The following class writes a corrupt stream, corrupt in that it cannot be parsed without knowledge of the implementation of writeObject, and that it is possible to read the stream totally incorrectly without any exceptions being thrown.

/**
 * Class that demonstrates the ambiguity in JDK object streams
 * @author robin
 *
 */
public static class A implements Serializable {
	private static final long serialVersionUID = 0;

	/*
	 * This magic value is the encoding of the string "Fail" followed by a null,
	 * as it would be written by defaultWriteObject
	 */
	public long fail = 0x7400044661696c70L;

	/*
	 * A single field, a long, should be written to the stream
	 */
	private void writeObject(ObjectOutputStream out) throws IOException {
		out.defaultWriteObject(); // written as raw stream metadata, not contained in any block
	}

	/*
	 * Because of ambiguity, the JDK allows the long to be interpreted as 
	 * a string reference followed by a null reference
	 */
	private void readObject(ObjectInputStream in) throws IOException, ClassNotFoundException {
		/*
		 * The first call to readObject should throw a StreamCorruptedException.
		 * JDK streams don't throw it.  PurpleJrank does.
		 */
		String fail = (String) in.readObject();
		Object nil = in.readObject();
		/*
		 * Verify that we _did_ manage to deserialize a default-written long as a string and
		 * a null
		 */
		if(!"Fail".equals(fail) || nil != null)
			throw new StreamCorruptedException();
	}
}

java.nio

Purple Jrank is based on the java.nio framework, but will accept java.io streams too. (To accept java.io streams, it simply wraps them to turn them into WritableByteChannel and ReadableByteChannel instances.)

How to use Purple Jrank

Using Purple Jrank is just like using ObjectInputStream and ObjectOutputStream:

To write an object:

WritableByteChannel ch = ...
ObjectOutputStream out = new PurpleJrankOutput(ch);
out.writeObject(someObject);

To read an object:

ReadableByteChannel ch = ...
ObjectInputStream in = new PurpleJrankInput(ch);
in.readObject();

Reading Streams with Missing Classes

Purple Jrank has built-in support for reading streams that require classes not found on the classpath.

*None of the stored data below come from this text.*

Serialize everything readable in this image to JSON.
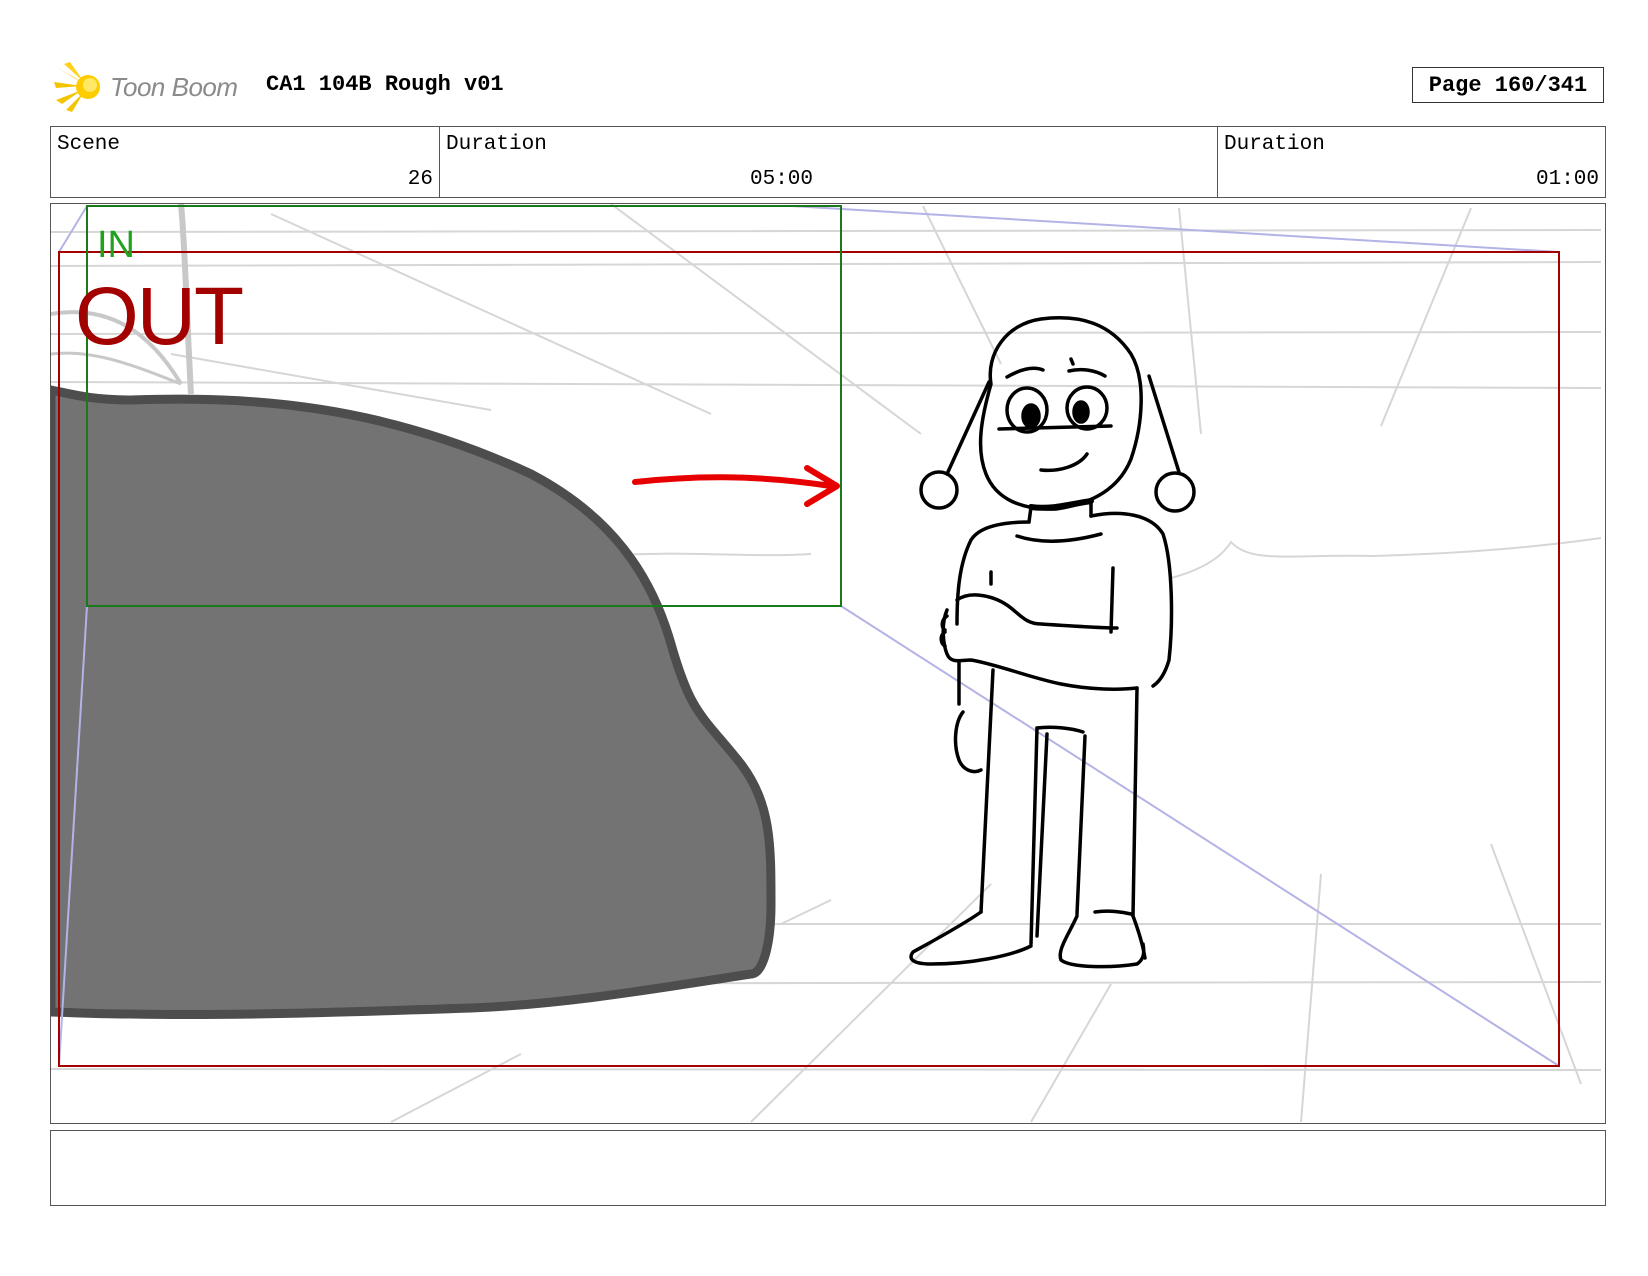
{
  "header": {
    "logo_text": "Toon Boom",
    "project_title": "CA1 104B Rough v01",
    "page_label": "Page 160/341"
  },
  "info": {
    "scene_label": "Scene",
    "scene_value": "26",
    "duration1_label": "Duration",
    "duration1_value": "05:00",
    "duration2_label": "Duration",
    "duration2_value": "01:00"
  },
  "panel": {
    "in_label": "IN",
    "out_label": "OUT"
  },
  "notes": {
    "text": ""
  },
  "colors": {
    "in_frame": "#1a7a1a",
    "out_frame": "#a30000",
    "arrow": "#e60000",
    "perspective_lines": "#b3b3e6",
    "foreground_shape": "#737373",
    "sketch_lines": "#d0d0d0"
  }
}
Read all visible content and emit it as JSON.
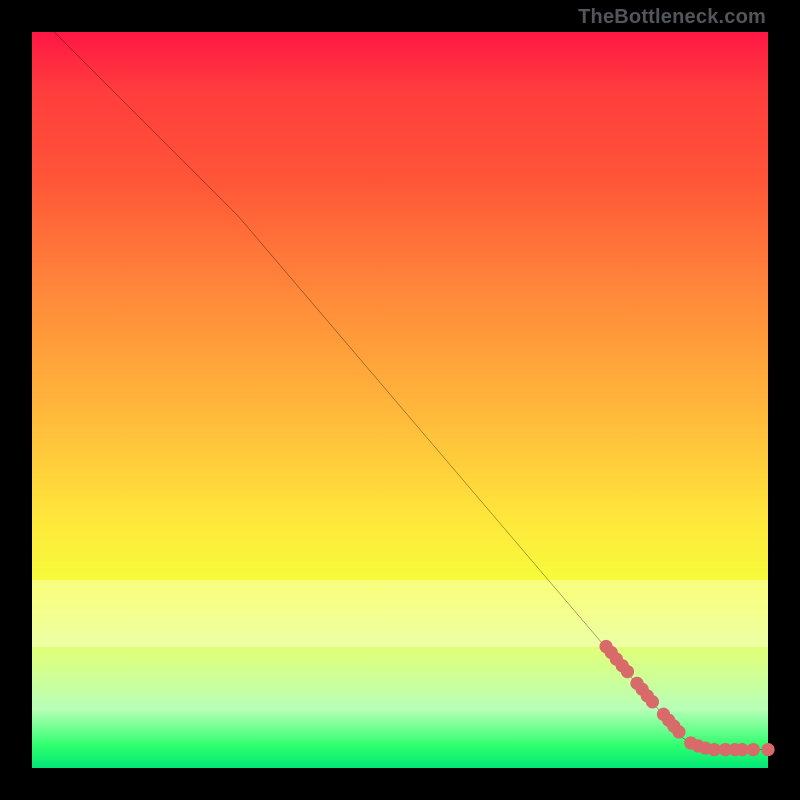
{
  "attribution": "TheBottleneck.com",
  "colors": {
    "frame": "#000000",
    "line": "#000000",
    "point": "#d86a6a",
    "grad_top": "#ff1744",
    "grad_bottom": "#00e676",
    "milk_band": "rgba(255,255,255,0.35)"
  },
  "overlay_bands": [
    {
      "top_pct": 74.5,
      "height_pct": 9.0
    }
  ],
  "chart_data": {
    "type": "line",
    "title": "",
    "xlabel": "",
    "ylabel": "",
    "xlim": [
      0,
      100
    ],
    "ylim": [
      0,
      100
    ],
    "series": [
      {
        "name": "curve",
        "kind": "line",
        "points": [
          {
            "x": 3.0,
            "y": 100.0
          },
          {
            "x": 28.0,
            "y": 75.0
          },
          {
            "x": 88.5,
            "y": 4.0
          },
          {
            "x": 92.5,
            "y": 2.5
          },
          {
            "x": 100.0,
            "y": 2.5
          }
        ]
      },
      {
        "name": "markers",
        "kind": "scatter",
        "points": [
          {
            "x": 78.0,
            "y": 16.5
          },
          {
            "x": 78.7,
            "y": 15.7
          },
          {
            "x": 79.4,
            "y": 14.8
          },
          {
            "x": 80.2,
            "y": 13.9
          },
          {
            "x": 80.9,
            "y": 13.1
          },
          {
            "x": 82.2,
            "y": 11.5
          },
          {
            "x": 82.9,
            "y": 10.7
          },
          {
            "x": 83.6,
            "y": 9.8
          },
          {
            "x": 84.3,
            "y": 9.0
          },
          {
            "x": 85.8,
            "y": 7.3
          },
          {
            "x": 86.5,
            "y": 6.5
          },
          {
            "x": 87.2,
            "y": 5.7
          },
          {
            "x": 87.9,
            "y": 4.9
          },
          {
            "x": 89.5,
            "y": 3.4
          },
          {
            "x": 90.5,
            "y": 3.0
          },
          {
            "x": 91.5,
            "y": 2.7
          },
          {
            "x": 92.7,
            "y": 2.5
          },
          {
            "x": 94.2,
            "y": 2.5
          },
          {
            "x": 95.5,
            "y": 2.5
          },
          {
            "x": 96.5,
            "y": 2.5
          },
          {
            "x": 98.0,
            "y": 2.5
          },
          {
            "x": 100.0,
            "y": 2.5
          }
        ]
      }
    ]
  }
}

In this case, objects of these missing classes are replaced with nulls.

To read a missing-classes stream:

ReadableByteChannel ch = ...
ObjectInputStream in = new NullsJrankInput(ch);
in.readObject();

Supported Serialization Methods

All the normal Serializable and Externalizable methods are supported.

From Serializable:

writeObject(ObjectOutputStream)
readObject(ObjectInputStream)
readObjectNoData()
writeReplace()
readResolve()

From Externalizable:

writeExternal(ObjectOutput)
readExternal(ObjectInput)

However, non-public (e.g. protected) methods of ObjectOutputStream and ObjectInputStream are not supported. The have been declared final and @Deprecated, and throw UnsupportedOperationException if invoked. Purple Jrank provides its own protected methods for customizing the object serialization or deserialization process. Additionally, PutField.write(ObjectOutput) is not supported, and also declared final and @Deprecated.